Has anyone an idea? I would appreciate it.
 A: (Originally this was a set of hints $\ldots$)
The set $M$ is bounded by four parabolic arcs. One could compute its area by cutting it up into simpler shapes, each of them bounded by segments parallel to the axes and at most one arc.

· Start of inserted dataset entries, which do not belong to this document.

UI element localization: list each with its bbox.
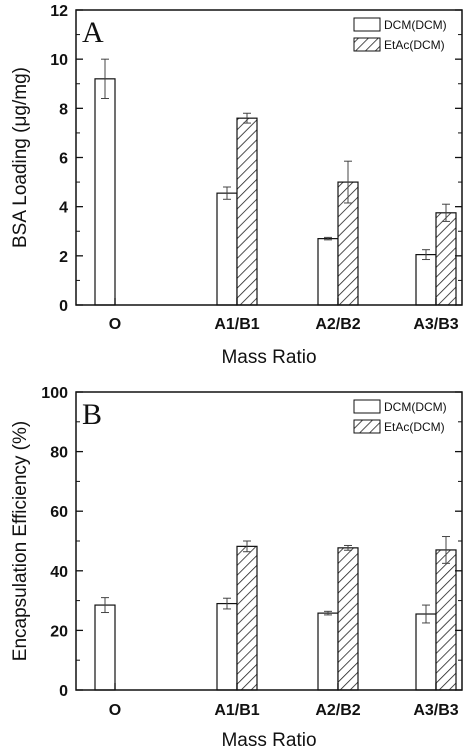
bar-open-3 xyxy=(415,254,437,306)
x-tick-label: O xyxy=(109,316,121,333)
x-tick-label: A3/B3 xyxy=(413,702,458,719)
bar-open-2 xyxy=(317,612,339,691)
error-bar-1-2 xyxy=(344,160,352,204)
plot-frame xyxy=(75,9,463,306)
error-bar-1-2 xyxy=(344,544,352,551)
error-bar-0-1 xyxy=(223,597,231,610)
legend-swatch xyxy=(353,17,381,32)
x-tick-label: A1/B1 xyxy=(214,702,259,719)
x-tick-label: A2/B2 xyxy=(315,702,360,719)
error-bar-0-3 xyxy=(422,249,430,261)
plot-frame xyxy=(75,391,463,691)
x-axis-title: Mass Ratio xyxy=(221,730,316,748)
bar-open-0 xyxy=(94,78,116,306)
y-tick-label: 2 xyxy=(59,249,68,266)
chart-panel-b: 0 20 40 60 80 100 O A1/B1 A2/B2 A3/B3 Mass Ratio En… xyxy=(10,385,463,748)
y-axis-title: Encapsulation Efficiency (%) xyxy=(10,421,31,661)
y-tick-label: 12 xyxy=(50,3,68,20)
bar-open-0 xyxy=(94,604,116,691)
legend-label: EtAc(DCM) xyxy=(384,420,445,434)
error-bar-0-0 xyxy=(101,58,109,99)
y-tick-label: 4 xyxy=(59,200,68,217)
y-tick-label: 10 xyxy=(50,52,68,69)
x-tick-label: O xyxy=(109,702,121,719)
x-tick-label: A3/B3 xyxy=(413,316,458,333)
error-bar-1-3 xyxy=(442,203,450,222)
panel-letter: B xyxy=(82,398,102,431)
chart-panel-a: 0 2 4 6 8 10 12 O A1/B1 A2/B2 A3/B3 Mass Ratio BSA L… xyxy=(10,3,463,368)
error-bar-1-3 xyxy=(442,536,450,564)
error-bar-0-1 xyxy=(223,186,231,200)
legend-swatch xyxy=(353,37,381,52)
y-tick-label: 80 xyxy=(50,445,68,462)
y-tick-label: 60 xyxy=(50,504,68,521)
error-bar-0-2 xyxy=(324,236,332,241)
bar-hatched-1 xyxy=(236,545,258,691)
bar-open-1 xyxy=(216,602,238,691)
y-tick-label: 8 xyxy=(59,101,68,118)
error-bar-1-1 xyxy=(243,112,251,124)
bar-hatched-3 xyxy=(435,549,457,691)
x-tick-label: A1/B1 xyxy=(214,316,259,333)
bar-open-2 xyxy=(317,238,339,306)
bar-open-3 xyxy=(415,613,437,691)
y-tick-label: 40 xyxy=(50,564,68,581)
x-axis-title: Mass Ratio xyxy=(221,347,316,368)
legend-label: EtAc(DCM) xyxy=(384,38,445,52)
x-tick-label: A2/B2 xyxy=(315,316,360,333)
legend-label: DCM(DCM) xyxy=(384,400,447,414)
bar-hatched-1 xyxy=(236,117,258,306)
error-bar-0-0 xyxy=(101,597,109,614)
y-tick-label: 0 xyxy=(59,298,68,315)
bar-open-1 xyxy=(216,192,238,306)
panel-letter: A xyxy=(82,16,104,49)
bar-hatched-3 xyxy=(435,212,457,306)
y-tick-label: 0 xyxy=(59,683,68,700)
legend-label: DCM(DCM) xyxy=(384,18,447,32)
bar-hatched-2 xyxy=(337,547,359,691)
legend-swatch xyxy=(353,399,381,414)
error-bar-0-2 xyxy=(324,610,332,616)
error-bar-1-1 xyxy=(243,540,251,553)
y-tick-label: 20 xyxy=(50,623,68,640)
y-axis-title: BSA Loading (μg/mg) xyxy=(10,67,31,248)
y-tick-label: 100 xyxy=(41,385,68,402)
y-tick-label: 6 xyxy=(59,151,68,168)
error-bar-0-3 xyxy=(422,604,430,624)
legend-swatch xyxy=(353,419,381,434)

Instead another procedure is suggested: One can write the definition of $M$ in the form
$$M:=\left\{(x,y)\>\biggm|\>a<{y^2\over x}<b, \quad p<{x^2\over y}<q\right\}\ .$$
This shows that the set $Q:=T(M)$ in the $(u,v)$-plane is the rectangle $[a,b]\times[p,q]$. The area of $M$ can then be computed in the following way: Determine explicitly the inverse  $S:=T^{-1}$, which maps $Q$ bijectively back onto $M$. This $S$ is of the form
$$S:\quad(u,v)\mapsto (x,y):=\bigl(x(u,v),y(u,v)\bigr)\ ,$$
whereby the functions $x(u,v)$, $y(u,v)$ can be found algebraically by solving the system
$$u={y^2\over x}, \quad v={x^2\over y}$$
for $x$ and $y$. One obtains
$$x=u^{1/3}\>v^{2/3},\quad y=u^{2/3}v^{1/3}\ ,$$
and the Jacobian determinant of $S$ computes to
$$J_S(u,v)=x_uy_v-x_vy_u=-{1\over3}\ .$$
Therefore we get
$${\rm area}(M)=\int_Q \bigl|J_S(u,v)\bigr|\>{\rm d}(u,v)={1\over3}(q-p)(b-a)\ .$$